Talk show, tranello di “France 2” alla Le Pen: e lei diserta la trasmissione

Colpo di scena in Francia. Dopo 24 ore di incessanti polemiche da parte delle sinistre contro la leader del Front National, Marine Le Pen ha fatto sapere che non parteciperà, come previsto, al talk show politico Des Paroles et des Actes, in programma su France 2, e poi annullato all’ultimo minuto. «È una pagliacciata», ha protestato la leader anti-euro. A far imbestialire Marine Le Pen è stata la decisione della rete pubblica francese di invitare all’ultimo minuto i suoi due sfidanti alle elezioni regionali di dicembre, Xavier Bertrand (Les Républicains) e Pierre de Saintignon (Partito socialista) per un confronto nella seconda parte del programma. Una “sorpresina” che alla leader del Front non è proprio piaciuto. Da mercoledì, France 2 era duramente accusata di dare eccessiva visibilità e scarso contraddittorio a Marine Le Pen. Di qui il tentativo di salvare la faccia invitando all’ultimo momento i suoi due principali avversari nello scrutinio regionale del Nord-Pas-de-Calais-Picardie.
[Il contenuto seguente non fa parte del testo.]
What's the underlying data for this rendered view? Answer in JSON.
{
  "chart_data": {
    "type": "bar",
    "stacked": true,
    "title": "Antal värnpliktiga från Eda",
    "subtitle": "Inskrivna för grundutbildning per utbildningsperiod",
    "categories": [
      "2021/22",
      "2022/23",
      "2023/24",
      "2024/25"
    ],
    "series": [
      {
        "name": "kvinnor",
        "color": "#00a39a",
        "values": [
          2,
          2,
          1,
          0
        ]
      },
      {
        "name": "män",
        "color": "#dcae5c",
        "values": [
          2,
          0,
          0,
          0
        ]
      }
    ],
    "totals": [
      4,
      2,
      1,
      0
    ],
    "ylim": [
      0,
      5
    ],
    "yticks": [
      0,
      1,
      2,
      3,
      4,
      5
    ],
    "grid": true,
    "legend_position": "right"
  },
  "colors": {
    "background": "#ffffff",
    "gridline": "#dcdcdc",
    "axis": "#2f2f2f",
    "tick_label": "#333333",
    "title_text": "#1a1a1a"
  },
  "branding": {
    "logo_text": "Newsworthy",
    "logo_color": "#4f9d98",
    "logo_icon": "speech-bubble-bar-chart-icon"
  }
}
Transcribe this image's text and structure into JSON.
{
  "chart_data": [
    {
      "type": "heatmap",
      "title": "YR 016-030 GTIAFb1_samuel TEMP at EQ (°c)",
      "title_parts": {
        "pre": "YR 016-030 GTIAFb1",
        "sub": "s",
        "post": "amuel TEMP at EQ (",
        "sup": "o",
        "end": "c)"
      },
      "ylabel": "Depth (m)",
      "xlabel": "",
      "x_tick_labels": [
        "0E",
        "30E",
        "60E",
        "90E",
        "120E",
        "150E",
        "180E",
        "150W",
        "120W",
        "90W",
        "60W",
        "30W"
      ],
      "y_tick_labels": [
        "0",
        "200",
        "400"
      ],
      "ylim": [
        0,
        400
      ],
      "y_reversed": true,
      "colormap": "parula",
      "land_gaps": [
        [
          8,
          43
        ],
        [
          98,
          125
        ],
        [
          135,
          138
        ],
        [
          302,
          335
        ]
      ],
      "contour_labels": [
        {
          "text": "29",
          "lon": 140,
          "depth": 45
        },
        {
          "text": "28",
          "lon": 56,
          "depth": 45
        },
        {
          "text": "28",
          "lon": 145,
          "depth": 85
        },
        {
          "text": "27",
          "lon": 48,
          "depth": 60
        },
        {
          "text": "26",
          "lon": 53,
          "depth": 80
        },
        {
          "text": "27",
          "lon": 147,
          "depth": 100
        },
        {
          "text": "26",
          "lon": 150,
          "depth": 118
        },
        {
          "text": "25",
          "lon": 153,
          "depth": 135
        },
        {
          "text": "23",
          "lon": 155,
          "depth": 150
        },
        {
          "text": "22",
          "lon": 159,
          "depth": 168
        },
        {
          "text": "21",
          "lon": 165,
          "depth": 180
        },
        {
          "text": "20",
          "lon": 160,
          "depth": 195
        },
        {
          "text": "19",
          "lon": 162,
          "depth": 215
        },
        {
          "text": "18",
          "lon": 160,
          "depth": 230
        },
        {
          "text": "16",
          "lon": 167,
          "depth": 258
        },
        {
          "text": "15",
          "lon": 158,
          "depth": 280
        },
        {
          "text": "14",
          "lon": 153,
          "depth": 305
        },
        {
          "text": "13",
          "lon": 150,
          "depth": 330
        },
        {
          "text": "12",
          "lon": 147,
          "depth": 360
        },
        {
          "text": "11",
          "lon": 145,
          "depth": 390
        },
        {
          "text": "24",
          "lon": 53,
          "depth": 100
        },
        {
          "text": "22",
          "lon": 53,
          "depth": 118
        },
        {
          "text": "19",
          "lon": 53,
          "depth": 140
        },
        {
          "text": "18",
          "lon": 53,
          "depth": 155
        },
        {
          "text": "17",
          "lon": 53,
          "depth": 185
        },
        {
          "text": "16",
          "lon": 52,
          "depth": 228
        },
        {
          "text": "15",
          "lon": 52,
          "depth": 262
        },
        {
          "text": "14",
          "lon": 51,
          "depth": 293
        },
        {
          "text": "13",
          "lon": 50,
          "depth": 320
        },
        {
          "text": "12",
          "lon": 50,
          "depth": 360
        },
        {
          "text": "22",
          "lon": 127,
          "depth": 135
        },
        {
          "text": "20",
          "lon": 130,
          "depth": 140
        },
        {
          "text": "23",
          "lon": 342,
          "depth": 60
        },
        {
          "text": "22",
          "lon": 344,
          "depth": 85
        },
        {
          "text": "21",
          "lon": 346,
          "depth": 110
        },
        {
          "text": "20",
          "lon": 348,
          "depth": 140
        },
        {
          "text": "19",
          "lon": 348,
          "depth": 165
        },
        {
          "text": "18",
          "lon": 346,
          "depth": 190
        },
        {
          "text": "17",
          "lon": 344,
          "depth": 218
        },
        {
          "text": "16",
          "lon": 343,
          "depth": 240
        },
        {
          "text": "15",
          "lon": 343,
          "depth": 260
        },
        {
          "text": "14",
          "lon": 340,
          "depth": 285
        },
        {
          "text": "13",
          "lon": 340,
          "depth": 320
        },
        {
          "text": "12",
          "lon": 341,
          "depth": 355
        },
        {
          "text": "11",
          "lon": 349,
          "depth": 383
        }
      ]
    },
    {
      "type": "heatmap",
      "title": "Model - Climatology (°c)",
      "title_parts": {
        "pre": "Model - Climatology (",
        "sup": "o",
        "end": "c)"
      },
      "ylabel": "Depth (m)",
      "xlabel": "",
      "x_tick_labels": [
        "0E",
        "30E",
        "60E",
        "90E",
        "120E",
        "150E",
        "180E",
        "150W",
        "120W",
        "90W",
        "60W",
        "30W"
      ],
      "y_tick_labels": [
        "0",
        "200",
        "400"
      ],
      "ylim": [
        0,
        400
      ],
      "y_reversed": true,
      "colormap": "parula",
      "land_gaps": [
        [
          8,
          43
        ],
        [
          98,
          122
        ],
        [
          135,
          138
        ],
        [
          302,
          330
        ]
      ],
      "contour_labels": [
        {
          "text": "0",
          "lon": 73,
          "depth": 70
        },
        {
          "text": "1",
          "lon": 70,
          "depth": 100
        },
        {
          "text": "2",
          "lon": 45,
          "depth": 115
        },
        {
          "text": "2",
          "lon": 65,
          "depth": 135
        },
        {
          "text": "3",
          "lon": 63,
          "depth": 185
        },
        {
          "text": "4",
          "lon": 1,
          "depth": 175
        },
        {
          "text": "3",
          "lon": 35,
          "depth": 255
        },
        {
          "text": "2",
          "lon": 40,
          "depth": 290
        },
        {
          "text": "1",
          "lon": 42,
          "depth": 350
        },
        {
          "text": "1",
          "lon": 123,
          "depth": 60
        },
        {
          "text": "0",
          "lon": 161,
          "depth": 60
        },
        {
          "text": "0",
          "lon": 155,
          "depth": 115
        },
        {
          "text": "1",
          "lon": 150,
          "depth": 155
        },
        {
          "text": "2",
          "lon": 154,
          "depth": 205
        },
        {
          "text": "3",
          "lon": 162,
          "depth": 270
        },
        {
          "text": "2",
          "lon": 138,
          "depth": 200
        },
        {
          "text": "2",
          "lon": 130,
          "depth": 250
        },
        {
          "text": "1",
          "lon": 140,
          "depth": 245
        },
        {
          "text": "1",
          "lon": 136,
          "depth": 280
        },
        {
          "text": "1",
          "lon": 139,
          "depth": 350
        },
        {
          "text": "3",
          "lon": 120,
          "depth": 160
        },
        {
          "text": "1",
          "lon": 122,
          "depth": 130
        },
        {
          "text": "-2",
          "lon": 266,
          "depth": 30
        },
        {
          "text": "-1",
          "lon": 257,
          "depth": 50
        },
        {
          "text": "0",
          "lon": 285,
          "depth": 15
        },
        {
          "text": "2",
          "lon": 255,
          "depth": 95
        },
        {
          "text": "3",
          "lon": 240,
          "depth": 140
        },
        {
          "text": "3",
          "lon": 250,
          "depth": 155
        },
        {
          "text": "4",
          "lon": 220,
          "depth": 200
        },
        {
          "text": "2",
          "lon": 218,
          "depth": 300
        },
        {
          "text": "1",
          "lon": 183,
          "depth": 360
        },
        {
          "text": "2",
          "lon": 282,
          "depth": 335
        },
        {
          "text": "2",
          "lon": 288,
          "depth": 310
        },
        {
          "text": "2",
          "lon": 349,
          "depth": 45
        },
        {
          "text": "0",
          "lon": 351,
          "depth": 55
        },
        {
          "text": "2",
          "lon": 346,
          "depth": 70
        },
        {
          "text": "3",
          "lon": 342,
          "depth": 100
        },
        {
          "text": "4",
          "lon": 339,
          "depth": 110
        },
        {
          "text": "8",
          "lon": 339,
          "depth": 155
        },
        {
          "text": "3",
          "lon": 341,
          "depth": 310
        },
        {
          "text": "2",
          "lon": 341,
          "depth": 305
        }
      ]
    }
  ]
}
Su France 2 solo il 12 per cento di inviti per la Le Pen

Dal 2011, anno di messa in onda di Des paroles et des actes, il grande talk-show politico di France 2, sorta di equivalente di Porta a Porta, ma programmato solo una volta al mese, il Fn per la verità ha ricevuto solo il 12% degli inviti, assicura la rete. Ma tutti concentrati su Marine Le Pen, che per cinque volte è stata la principale invitata. Bisogna considerare che quello di estrema destra è un partito plasmato sulla sua leader e che a parte il numero due, Florian Philippot, gli altri sono praticamente sconosciuti. Mentre Repubblicani e socialisti diluiscono la loro quota di apparizioni televisive in un esercito di personalità politiche di primo piano che vanno regolarmente in tv. La vicenda è riuscita anche a generare un piccolo miracolo. Ancora una volta, il segretario socialista, Jean-Christophe Cambadélis e quello neogollista, Nicolas Sarkozy, sono d’accordo nel dire che bisogna ricorrere al Consiglio superiore dell’Audiovisivo (Csa), per bloccare l’eccessiva presenza della Le Pen in tv. «Non è ammissibile che il servizio pubblico faccia più di due ore di pubblicità alla signora Le Pen a scapito dei partiti repubblicani presenti all’Assemblea Nazionale», ha protestato Cambadélis, prima di proporre un’iniziativa comune con Sarkozy. Un’alleanza antifascista come ai tempi del ballottaggio Jean-Marie Le Pen – Jacques Chirac.